Jason Habel, a Vice President and Financial Advisor in Morgan Stanley’s Richmond Branch Office, discovered the work that Feeding America does when he became involved with the FeedMore food bank in the wake of another crisis that raised food insecurity for more people across the country: the financial crisis of 2008 and the recession that followed.

“Through my college alumni group, I worked at career fairs several times a year to help those who were unemployed and underemployed to land jobs. A lot of these people saw an opportunity. They said, ‘You know what? We don’t have 9-to-5 jobs now, let’s volunteer weekly at the food bank.’ I started volunteering with them, and I got my Morgan Stanley co-workers involved, too,” Habel says.

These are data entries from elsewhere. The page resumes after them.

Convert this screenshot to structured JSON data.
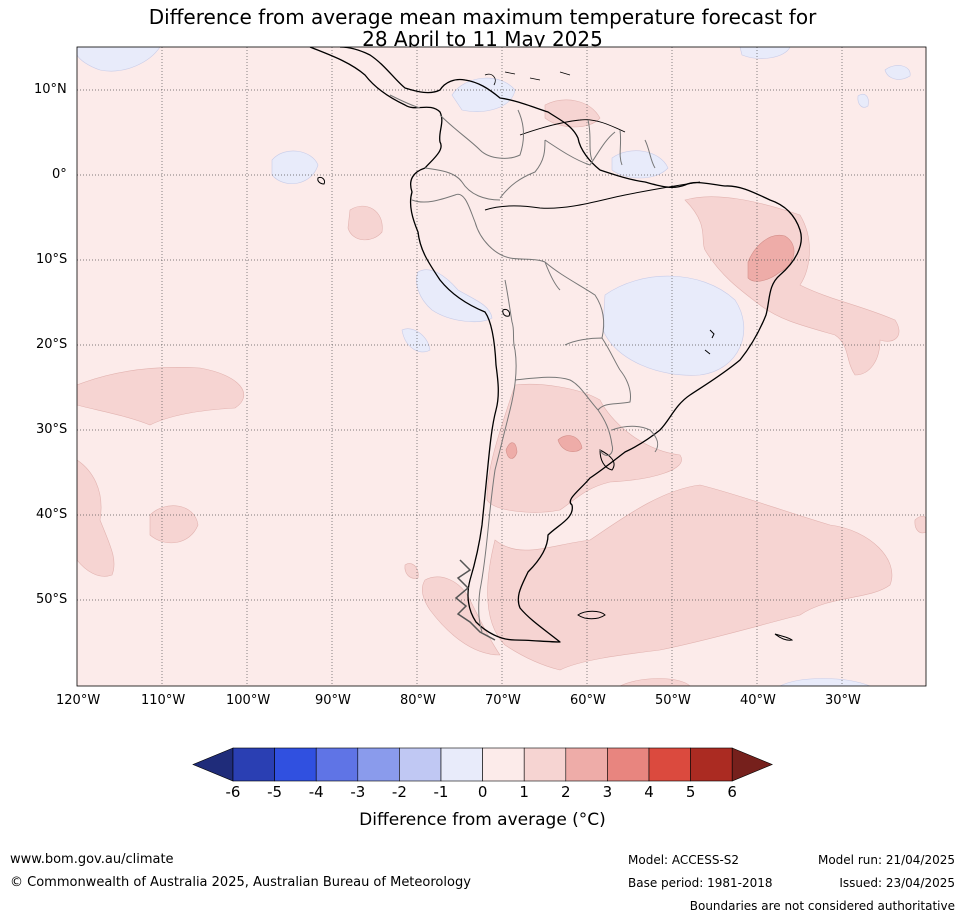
{
  "title_line1": "Difference from average mean maximum temperature forecast for",
  "title_line2": "28 April to 11 May 2025",
  "lat_labels": [
    "10°N",
    "0°",
    "10°S",
    "20°S",
    "30°S",
    "40°S",
    "50°S"
  ],
  "lon_labels": [
    "120°W",
    "110°W",
    "100°W",
    "90°W",
    "80°W",
    "70°W",
    "60°W",
    "50°W",
    "40°W",
    "30°W"
  ],
  "colorbar": {
    "ticks": [
      "-6",
      "-5",
      "-4",
      "-3",
      "-2",
      "-1",
      "0",
      "1",
      "2",
      "3",
      "4",
      "5",
      "6"
    ],
    "colors": [
      "#1f2c7a",
      "#2a3fb3",
      "#3050e0",
      "#5f74e6",
      "#8a9bec",
      "#c0c8f3",
      "#e8ebfa",
      "#fcebea",
      "#f6d4d2",
      "#eeaca8",
      "#e8857f",
      "#db4a3e",
      "#ab2b22",
      "#76201c"
    ],
    "title": "Difference from average (°C)"
  },
  "footer": {
    "site": "www.bom.gov.au/climate",
    "copyright": "© Commonwealth of Australia 2025, Australian Bureau of Meteorology",
    "model": "Model: ACCESS-S2",
    "base_period": "Base period: 1981-2018",
    "model_run": "Model run: 21/04/2025",
    "issued": "Issued: 23/04/2025",
    "disclaimer": "Boundaries are not considered authoritative"
  }
}
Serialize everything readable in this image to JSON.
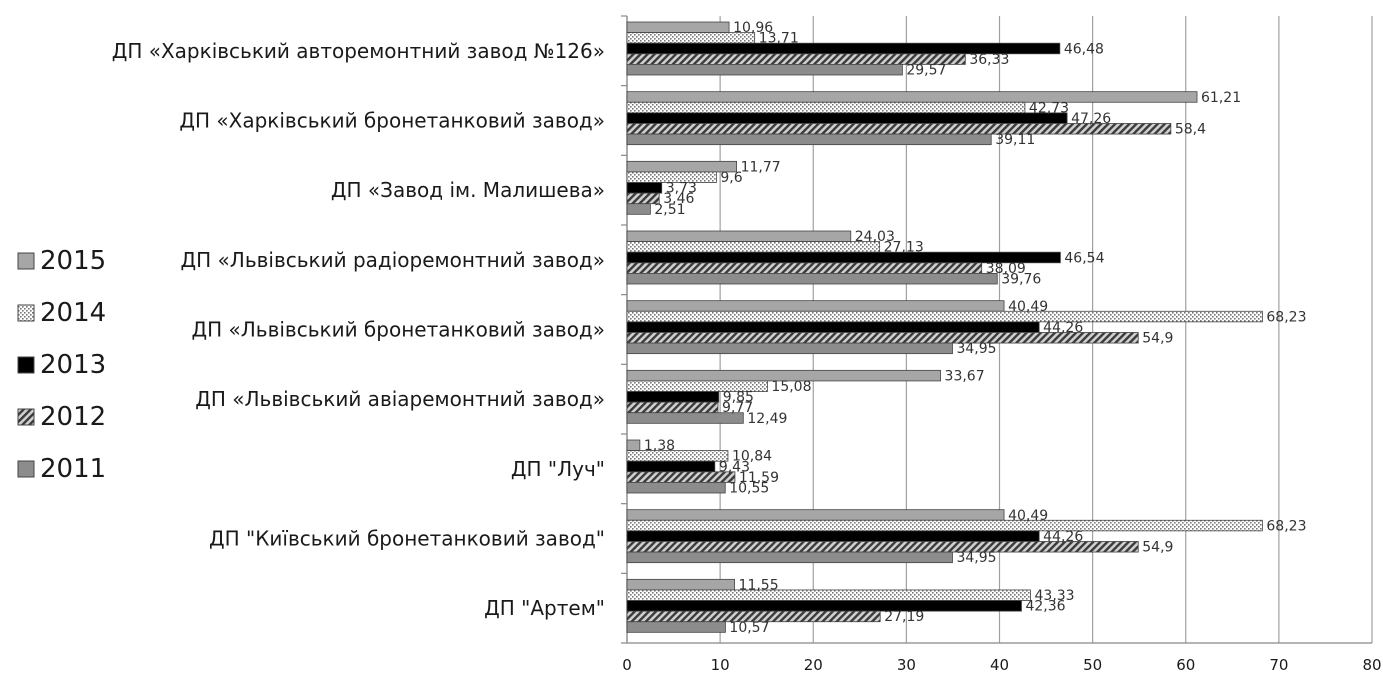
{
  "chart_data": {
    "type": "bar",
    "orientation": "horizontal",
    "categories": [
      "ДП «Харківський авторемонтний завод №126»",
      "ДП «Харківський бронетанковий завод»",
      "ДП «Завод ім. Малишева»",
      "ДП «Львівський радіоремонтний завод»",
      "ДП «Львівський бронетанковий завод»",
      "ДП «Львівський авіаремонтний завод»",
      "ДП \"Луч\"",
      "ДП \"Київський бронетанковий завод\"",
      "ДП \"Артем\""
    ],
    "series": [
      {
        "name": "2015",
        "color": "#a6a6a6",
        "pattern": "solid-light",
        "values": [
          10.96,
          61.21,
          11.77,
          24.03,
          40.49,
          33.67,
          1.38,
          40.49,
          11.55
        ],
        "labels": [
          "10,96",
          "61,21",
          "11,77",
          "24,03",
          "40,49",
          "33,67",
          "1,38",
          "40,49",
          "11,55"
        ]
      },
      {
        "name": "2014",
        "color": "#e6e6e6",
        "pattern": "dotted",
        "values": [
          13.71,
          42.73,
          9.6,
          27.13,
          68.23,
          15.08,
          10.84,
          68.23,
          43.33
        ],
        "labels": [
          "13,71",
          "42,73",
          "9,6",
          "27,13",
          "68,23",
          "15,08",
          "10,84",
          "68,23",
          "43,33"
        ]
      },
      {
        "name": "2013",
        "color": "#000000",
        "pattern": "solid-black",
        "values": [
          46.48,
          47.26,
          3.73,
          46.54,
          44.26,
          9.85,
          9.43,
          44.26,
          42.36
        ],
        "labels": [
          "46,48",
          "47,26",
          "3,73",
          "46,54",
          "44,26",
          "9,85",
          "9,43",
          "44,26",
          "42,36"
        ]
      },
      {
        "name": "2012",
        "color": "#6e6e6e",
        "pattern": "diagonal",
        "values": [
          36.33,
          58.4,
          3.46,
          38.09,
          54.9,
          9.77,
          11.59,
          54.9,
          27.19
        ],
        "labels": [
          "36,33",
          "58,4",
          "3,46",
          "38,09",
          "54,9",
          "9,77",
          "11,59",
          "54,9",
          "27,19"
        ]
      },
      {
        "name": "2011",
        "color": "#8c8c8c",
        "pattern": "solid-dark",
        "values": [
          29.57,
          39.11,
          2.51,
          39.76,
          34.95,
          12.49,
          10.55,
          34.95,
          10.57
        ],
        "labels": [
          "29,57",
          "39,11",
          "2,51",
          "39,76",
          "34,95",
          "12,49",
          "10,55",
          "34,95",
          "10,57"
        ]
      }
    ],
    "legend_order": [
      "2015",
      "2014",
      "2013",
      "2012",
      "2011"
    ],
    "x_ticks": [
      "0",
      "10",
      "20",
      "30",
      "40",
      "50",
      "60",
      "70",
      "80"
    ],
    "xlim": [
      0,
      80
    ],
    "grid": true,
    "legend_position": "left"
  }
}
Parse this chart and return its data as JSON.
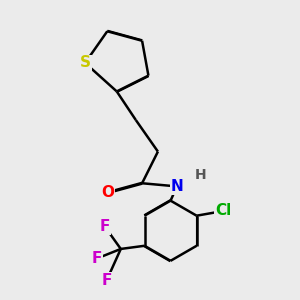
{
  "bg_color": "#ebebeb",
  "atom_colors": {
    "S": "#c8c800",
    "O": "#ff0000",
    "N": "#0000ee",
    "Cl": "#00aa00",
    "F": "#cc00cc",
    "C": "#000000",
    "H": "#555555"
  },
  "bond_color": "#000000",
  "bond_width": 1.8,
  "font_size_atom": 11,
  "font_size_H": 10
}
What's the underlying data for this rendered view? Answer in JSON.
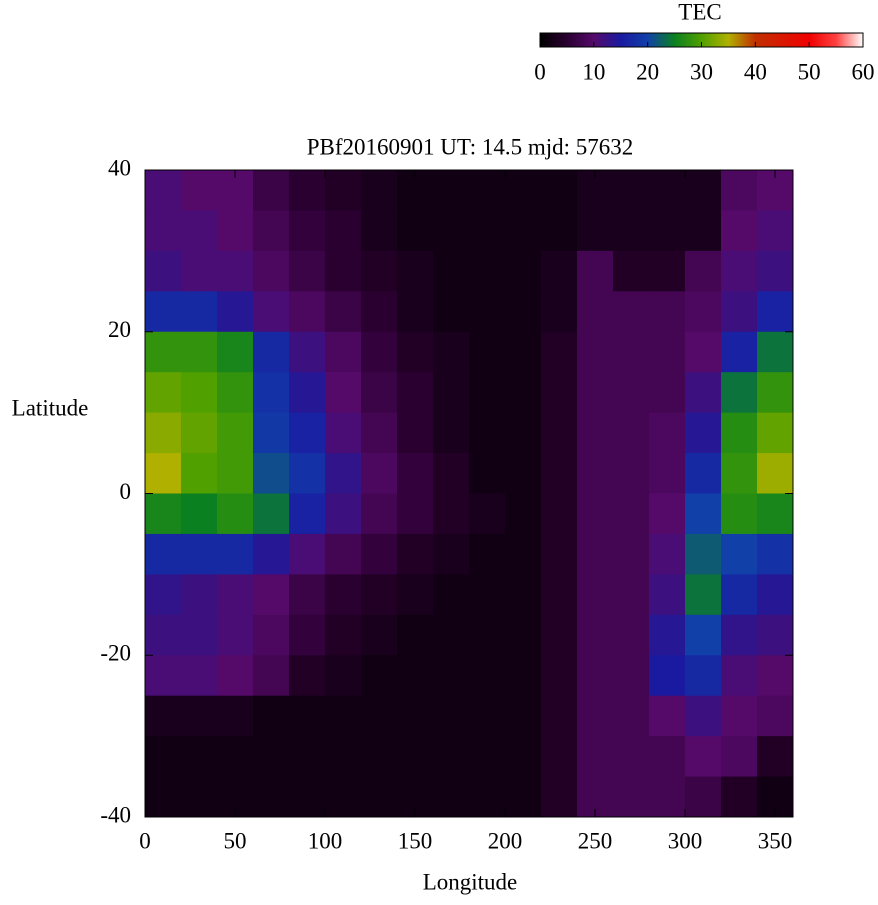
{
  "chart_data": {
    "type": "heatmap",
    "title": "PBf20160901  UT: 14.5  mjd: 57632",
    "xlabel": "Longitude",
    "ylabel": "Latitude",
    "colorbar_label": "TEC",
    "x": [
      10,
      30,
      50,
      70,
      90,
      110,
      130,
      150,
      170,
      190,
      210,
      230,
      250,
      270,
      290,
      310,
      330,
      350
    ],
    "y": [
      37.5,
      32.5,
      27.5,
      22.5,
      17.5,
      12.5,
      7.5,
      2.5,
      -2.5,
      -7.5,
      -12.5,
      -17.5,
      -22.5,
      -27.5,
      -32.5,
      -37.5
    ],
    "values": [
      [
        11,
        10,
        10,
        7,
        5,
        4,
        3,
        2,
        2,
        2,
        2,
        2,
        3,
        3,
        3,
        3,
        9,
        10
      ],
      [
        11,
        11,
        10,
        8,
        6,
        5,
        3,
        2,
        2,
        2,
        2,
        2,
        3,
        3,
        3,
        3,
        10,
        11
      ],
      [
        12,
        11,
        11,
        9,
        7,
        5,
        4,
        3,
        2,
        2,
        2,
        3,
        8,
        4,
        4,
        8,
        11,
        12
      ],
      [
        17,
        17,
        14,
        11,
        9,
        7,
        5,
        3,
        2,
        2,
        2,
        3,
        8,
        8,
        8,
        9,
        12,
        16
      ],
      [
        28,
        28,
        26,
        17,
        12,
        9,
        6,
        4,
        3,
        2,
        2,
        4,
        8,
        8,
        8,
        10,
        16,
        24
      ],
      [
        31,
        30,
        28,
        18,
        14,
        10,
        7,
        5,
        3,
        2,
        2,
        4,
        8,
        8,
        8,
        12,
        24,
        28
      ],
      [
        33,
        31,
        29,
        19,
        16,
        11,
        8,
        5,
        3,
        2,
        2,
        4,
        8,
        8,
        9,
        14,
        27,
        31
      ],
      [
        35,
        30,
        29,
        21,
        18,
        13,
        9,
        6,
        4,
        2,
        2,
        4,
        8,
        8,
        9,
        17,
        28,
        34
      ],
      [
        26,
        25,
        27,
        24,
        16,
        12,
        8,
        6,
        4,
        3,
        2,
        4,
        8,
        8,
        10,
        20,
        27,
        26
      ],
      [
        17,
        17,
        17,
        14,
        11,
        8,
        6,
        4,
        3,
        2,
        2,
        4,
        8,
        8,
        11,
        22,
        20,
        18
      ],
      [
        13,
        12,
        11,
        10,
        7,
        5,
        4,
        3,
        2,
        2,
        2,
        4,
        8,
        8,
        12,
        24,
        17,
        14
      ],
      [
        12,
        12,
        11,
        9,
        6,
        4,
        3,
        2,
        2,
        2,
        2,
        4,
        8,
        8,
        14,
        20,
        13,
        12
      ],
      [
        11,
        11,
        10,
        8,
        4,
        3,
        2,
        2,
        2,
        2,
        2,
        4,
        8,
        8,
        15,
        17,
        11,
        10
      ],
      [
        3,
        3,
        3,
        2,
        2,
        2,
        2,
        2,
        2,
        2,
        2,
        4,
        8,
        8,
        10,
        12,
        10,
        9
      ],
      [
        2,
        2,
        2,
        2,
        2,
        2,
        2,
        2,
        2,
        2,
        2,
        4,
        8,
        8,
        8,
        10,
        9,
        4
      ],
      [
        2,
        2,
        2,
        2,
        2,
        2,
        2,
        2,
        2,
        2,
        2,
        4,
        8,
        8,
        8,
        7,
        4,
        2
      ]
    ],
    "xlim": [
      0,
      360
    ],
    "xticks": [
      0,
      50,
      100,
      150,
      200,
      250,
      300,
      350
    ],
    "ylim": [
      -40,
      40
    ],
    "yticks": [
      -40,
      -20,
      0,
      20,
      40
    ],
    "clim": [
      0,
      60
    ],
    "cticks": [
      0,
      10,
      20,
      30,
      40,
      50,
      60
    ],
    "colormap": [
      [
        0,
        "#000000"
      ],
      [
        5,
        "#2a0030"
      ],
      [
        10,
        "#550a6a"
      ],
      [
        15,
        "#1a1aa0"
      ],
      [
        20,
        "#1040a8"
      ],
      [
        25,
        "#0a8020"
      ],
      [
        30,
        "#50a000"
      ],
      [
        35,
        "#b0b000"
      ],
      [
        40,
        "#c03000"
      ],
      [
        50,
        "#f00000"
      ],
      [
        55,
        "#ff4040"
      ],
      [
        60,
        "#ffffff"
      ]
    ]
  }
}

It’s something they still do more than a decade later. During that period, the food bank also launched other initiatives, such as the School Market program designed to help combat weekend childhood hunger affecting impoverished school-aged children, a program that Morgan Stanley helped fund and expand. “We’re not a big branch, but I love that we have so many people who have come out over the years to help out,” says Habel.

On the Front Lines in NYC

Zi Fang got the call on a Sunday in March from the U.S. Army New York National Guard’s 427th Support Battalion. The next morning, she was leading a squad of soldiers, ready to help New York City fight Coronavirus.

Fang, an Executive Director in Firm Risk Management, has been a member of the U.S. Army since 2018, graduating from Basic Combat Training at Fort Jackson (SC) and Advanced Training with distinct honor from Fort Lee (VA) in 2019. These days, she is stationed in Manhattan and working across all the boroughs, helping with logistics and security at COVID-19 testing sites and food distribution centers, which has helped to deliver more than 100,000 meals a day to New York City’s most vulnerable residents. These include senior citizens and others with pre-existing health conditions, who were advised not to go out, as well as individuals with disabilities.

“To help get food to people’s doors is very meaningful,” says Fang. “We know it’s a problem, but until you see it, you can’t truly understand how many people are in need.”

Often working more than 12 hours each day on her feet at various sites around New York City has given Fang new “realization and appreciation” of how many people work behind the scenes to make our normal life happen. “When society works normally, there are so many conveniences that we take for granted,” she says. “I realize that we all should be thankful.” 

Kabot feels the same way. “There’s a never-ending need, and it’s humbling to work for a firm that allows us not only to take care of our own families, but to give back in this way to people who find just putting food on the table to be a daunting challenge. It’s humbling and it’s grounding and it’s very rewarding for everybody involved.”